I wonder what she weighs, barely there in your diaphanous arms.

I stand in the doorway, silently watching, separate. I haven’t been invited in.

You hum and it breaks the silence. It starts out as a lullaby, but it morphs, loses its melody, transforms into a nothingness song. The walls reverberate to the pitch, a continuous echo of a song and a cry. It is a small room, smaller than we’d have liked, but we never had much more than love to give. We called it a nest, and made it cosy. Perfect for someone so small.

The song is high and strained, and it drills into my heart. I see a small heart beating through the naked skin of her translucent outline. It is a fluttering thing, and it seems to be buzzing to your hum. I see your heart, pumping a ghostly rhythm. I see your breast, pumping opaline milk. You rock and hum, and the leathery chair makes small whimpery creaks, like the ones pushing their way out of my chest through my throat.

A mouth that can’t be there attaches to your body. I wish I could substantiate her the way you do.

I wonder if you can feel her pull as she drinks.

I lean against the door jamb, and know that the salty tears flowing down my face would be a deadly food.

As she feeds, the cavity of my body feels empty. I want to be curled against your body, too. I want you both to curl into me. I turn away.

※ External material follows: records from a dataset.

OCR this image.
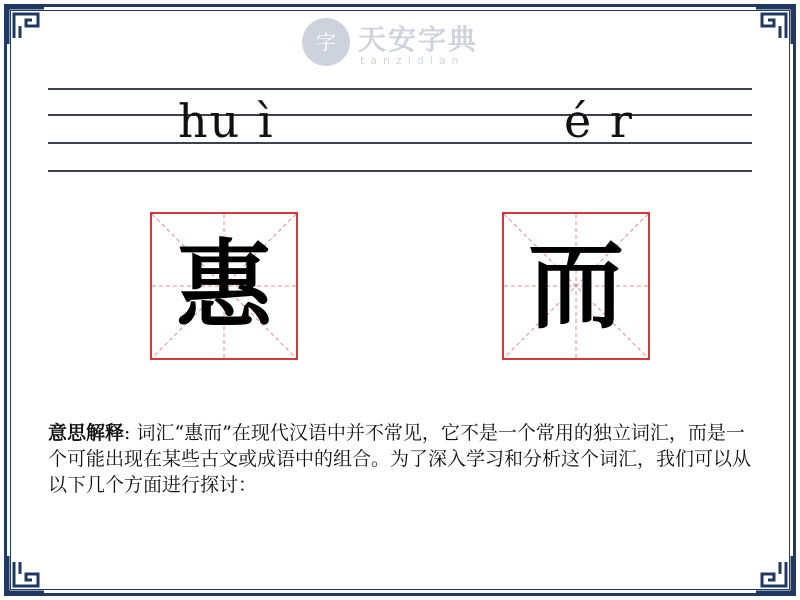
字 天安字典
tanzidian
hu ì	é r
惠	而
意思解释: 词汇“惠而”在现代汉语中并不常见，它不是一个常用的独立词汇，而是一个可能出现在某些古文或成语中的组合。为了深入学习和分析这个词汇，我们可以从以下几个方面进行探讨：
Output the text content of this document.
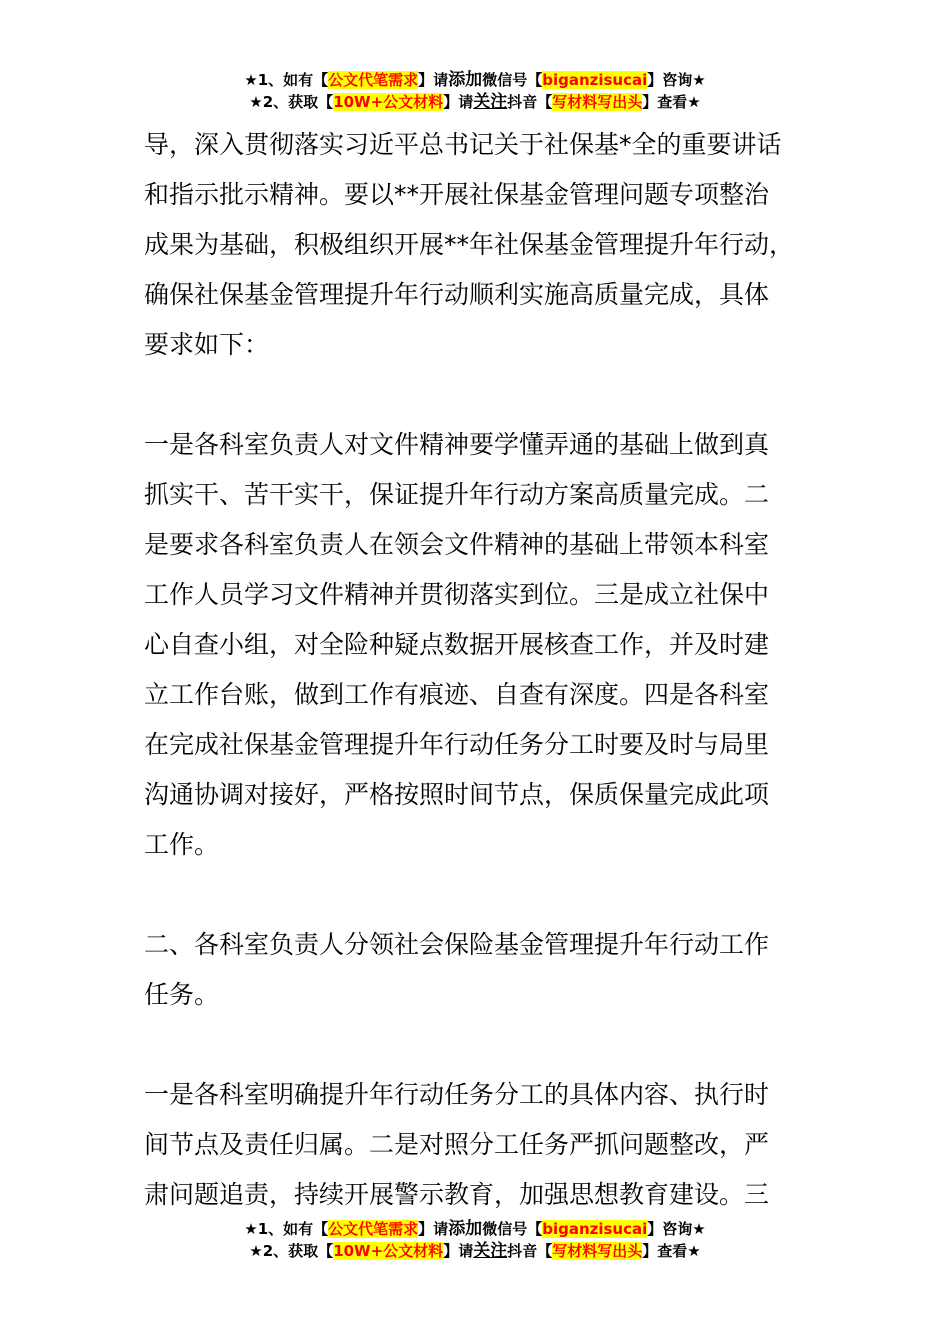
★1、如有【公文代笔需求】请添加微信号【biganzisucai】咨询★
★2、获取【10W+公文材料】请关注抖音【写材料写出头】查看★
导，深入贯彻落实习近平总书记关于社保基*全的重要讲话
和指示批示精神。要以**开展社保基金管理问题专项整治
成果为基础，积极组织开展**年社保基金管理提升年行动，
确保社保基金管理提升年行动顺利实施高质量完成，具体
要求如下：
一是各科室负责人对文件精神要学懂弄通的基础上做到真
抓实干、苦干实干，保证提升年行动方案高质量完成。二
是要求各科室负责人在领会文件精神的基础上带领本科室
工作人员学习文件精神并贯彻落实到位。三是成立社保中
心自查小组，对全险种疑点数据开展核查工作，并及时建
立工作台账，做到工作有痕迹、自查有深度。四是各科室
在完成社保基金管理提升年行动任务分工时要及时与局里
沟通协调对接好，严格按照时间节点，保质保量完成此项
工作。
二、各科室负责人分领社会保险基金管理提升年行动工作
任务。
一是各科室明确提升年行动任务分工的具体内容、执行时
间节点及责任归属。二是对照分工任务严抓问题整改，严
肃问题追责，持续开展警示教育，加强思想教育建设。三
★1、如有【公文代笔需求】请添加微信号【biganzisucai】咨询★
★2、获取【10W+公文材料】请关注抖音【写材料写出头】查看★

I trip on the plush carpeting, stagger down the stairs. In the kitchen, I falter, stare around. A space that should be full of life is a shell, empty except for packets of uneaten noodles, dried into bowls like illustrations of brains. Mugs litter the counter, scummy graveyards for fruit flies. I put on the kettle and search for anything clean to put tea in. Maybe the milk will still be usable. Maybe it will mask the flavour, once I’ve emptied the capsules into the hot water.

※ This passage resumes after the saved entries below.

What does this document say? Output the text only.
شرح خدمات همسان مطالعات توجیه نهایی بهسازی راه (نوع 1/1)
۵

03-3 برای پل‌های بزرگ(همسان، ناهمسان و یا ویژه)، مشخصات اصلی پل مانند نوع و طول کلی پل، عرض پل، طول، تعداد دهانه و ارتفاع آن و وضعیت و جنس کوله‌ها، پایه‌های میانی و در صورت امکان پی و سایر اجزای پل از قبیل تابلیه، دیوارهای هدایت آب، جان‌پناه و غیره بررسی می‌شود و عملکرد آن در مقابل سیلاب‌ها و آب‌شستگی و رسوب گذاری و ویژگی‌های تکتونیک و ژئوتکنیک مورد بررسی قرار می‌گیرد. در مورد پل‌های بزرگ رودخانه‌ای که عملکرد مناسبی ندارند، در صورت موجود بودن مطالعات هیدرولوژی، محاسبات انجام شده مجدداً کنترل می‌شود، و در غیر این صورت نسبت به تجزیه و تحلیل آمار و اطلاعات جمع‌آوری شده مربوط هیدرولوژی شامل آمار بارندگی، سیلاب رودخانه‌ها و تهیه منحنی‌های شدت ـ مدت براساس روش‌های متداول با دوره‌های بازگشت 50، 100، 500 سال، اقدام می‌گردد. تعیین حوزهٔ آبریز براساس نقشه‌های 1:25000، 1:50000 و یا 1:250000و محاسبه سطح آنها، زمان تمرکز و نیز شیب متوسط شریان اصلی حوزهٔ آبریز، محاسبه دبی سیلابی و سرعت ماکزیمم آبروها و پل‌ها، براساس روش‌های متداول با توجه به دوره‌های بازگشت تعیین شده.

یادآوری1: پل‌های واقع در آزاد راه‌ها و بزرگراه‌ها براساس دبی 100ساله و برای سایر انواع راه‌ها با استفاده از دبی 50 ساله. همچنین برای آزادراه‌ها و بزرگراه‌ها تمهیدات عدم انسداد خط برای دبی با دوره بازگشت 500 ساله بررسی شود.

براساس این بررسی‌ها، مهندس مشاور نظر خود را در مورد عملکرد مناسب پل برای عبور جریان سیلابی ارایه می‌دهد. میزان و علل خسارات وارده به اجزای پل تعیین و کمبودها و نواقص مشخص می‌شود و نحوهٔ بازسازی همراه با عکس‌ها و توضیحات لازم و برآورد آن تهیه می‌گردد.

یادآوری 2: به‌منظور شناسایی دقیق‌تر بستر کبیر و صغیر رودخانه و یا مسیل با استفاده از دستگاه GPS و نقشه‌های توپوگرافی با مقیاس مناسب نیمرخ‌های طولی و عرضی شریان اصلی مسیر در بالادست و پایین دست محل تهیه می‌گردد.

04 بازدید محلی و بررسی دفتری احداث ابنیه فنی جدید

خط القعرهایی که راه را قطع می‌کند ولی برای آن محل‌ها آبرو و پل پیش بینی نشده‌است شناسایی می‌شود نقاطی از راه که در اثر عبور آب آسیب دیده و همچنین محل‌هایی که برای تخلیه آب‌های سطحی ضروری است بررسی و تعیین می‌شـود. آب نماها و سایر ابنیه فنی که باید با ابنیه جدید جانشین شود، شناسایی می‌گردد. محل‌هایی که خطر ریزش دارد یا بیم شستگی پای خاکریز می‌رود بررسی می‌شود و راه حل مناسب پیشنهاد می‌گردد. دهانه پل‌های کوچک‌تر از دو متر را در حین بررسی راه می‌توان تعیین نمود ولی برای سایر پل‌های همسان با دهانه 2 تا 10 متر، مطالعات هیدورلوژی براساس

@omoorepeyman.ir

I leave the empty gelatine shells strewn across the countertop.

In the small nest, in the oversized chair, you are still rocking and humming, a small smile on your face. She suckles with an ease no new mother experiences, but you do. You do. The walls, covered in soft furnishings, thrum as though covered in guitars, in double basses, in drums. Your song is deep and full, not only your voice, but the voice of many. My head buzzes, reverberates with the pressure of it. I wish I could add to the sound, but my throat is nothing but lumps, a space of suppressed sobs.

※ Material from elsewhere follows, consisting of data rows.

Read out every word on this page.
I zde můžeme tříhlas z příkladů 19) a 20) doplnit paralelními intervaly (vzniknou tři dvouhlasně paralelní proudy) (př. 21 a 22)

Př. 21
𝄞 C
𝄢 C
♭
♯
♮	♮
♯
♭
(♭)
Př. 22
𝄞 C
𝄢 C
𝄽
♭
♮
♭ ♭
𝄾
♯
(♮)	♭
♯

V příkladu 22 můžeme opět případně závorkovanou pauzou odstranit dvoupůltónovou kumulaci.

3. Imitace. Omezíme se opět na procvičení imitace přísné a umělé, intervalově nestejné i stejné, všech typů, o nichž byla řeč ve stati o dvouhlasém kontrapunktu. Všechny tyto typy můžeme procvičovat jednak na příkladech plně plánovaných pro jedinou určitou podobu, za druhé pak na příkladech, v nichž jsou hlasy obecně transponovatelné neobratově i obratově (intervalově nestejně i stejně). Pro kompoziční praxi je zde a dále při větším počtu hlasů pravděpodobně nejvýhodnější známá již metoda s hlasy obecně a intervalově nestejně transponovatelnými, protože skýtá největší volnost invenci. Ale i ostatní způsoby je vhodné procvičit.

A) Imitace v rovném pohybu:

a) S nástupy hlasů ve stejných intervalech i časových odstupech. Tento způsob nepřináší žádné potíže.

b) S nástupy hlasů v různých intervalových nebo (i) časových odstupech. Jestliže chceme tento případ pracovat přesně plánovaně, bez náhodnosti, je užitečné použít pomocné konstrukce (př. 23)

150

The surface of the tea ripples. So does her skin, reflecting the nightlight, soft blue next to the cot. She is naked and perfect, there in your arms. She always was, even when we couldn’t hold her. Even when they took her away.

You were always perfect, even when they took you.

I wish you needed me.

I wish I could hold you.

I stand in the doorway and watch you both, clutching the burning hot mug. 

I take a sip and burn my tongue. The flavour is tea and nearly spoilt milk, nothing more. I sip again.

She releases you, and turns her head. Star-bright eyes in a face barely there, and she stares at me. Her eyes are wide and beautiful, as they were so briefly. Your eyes.

You look up from gazing down at her perfect head. Your eyes and hers glow softly, both of you focus on me, yours shining and wet, hers wide and only just there. Both of you, shimmering in the dim light of the nightlight, in the small nest of a room. Tears slide down your cheeks, splash onto your breast, splash onto her faintly outlined belly.

The music continues, and my heart vibrates along to your hum. A sob works its way up through my chest, and my throat constricts so I struggle to swallow the sip of cooling tea. It begins to taste of metal, of the powder mixed in and congealing, and it dribbles out over my lips. Small rivulets land on my shirt. 

You hold out a hand.

I stand there, crumpled against the doorway, unsure if it’s me you are reaching for, or the ruinous tea.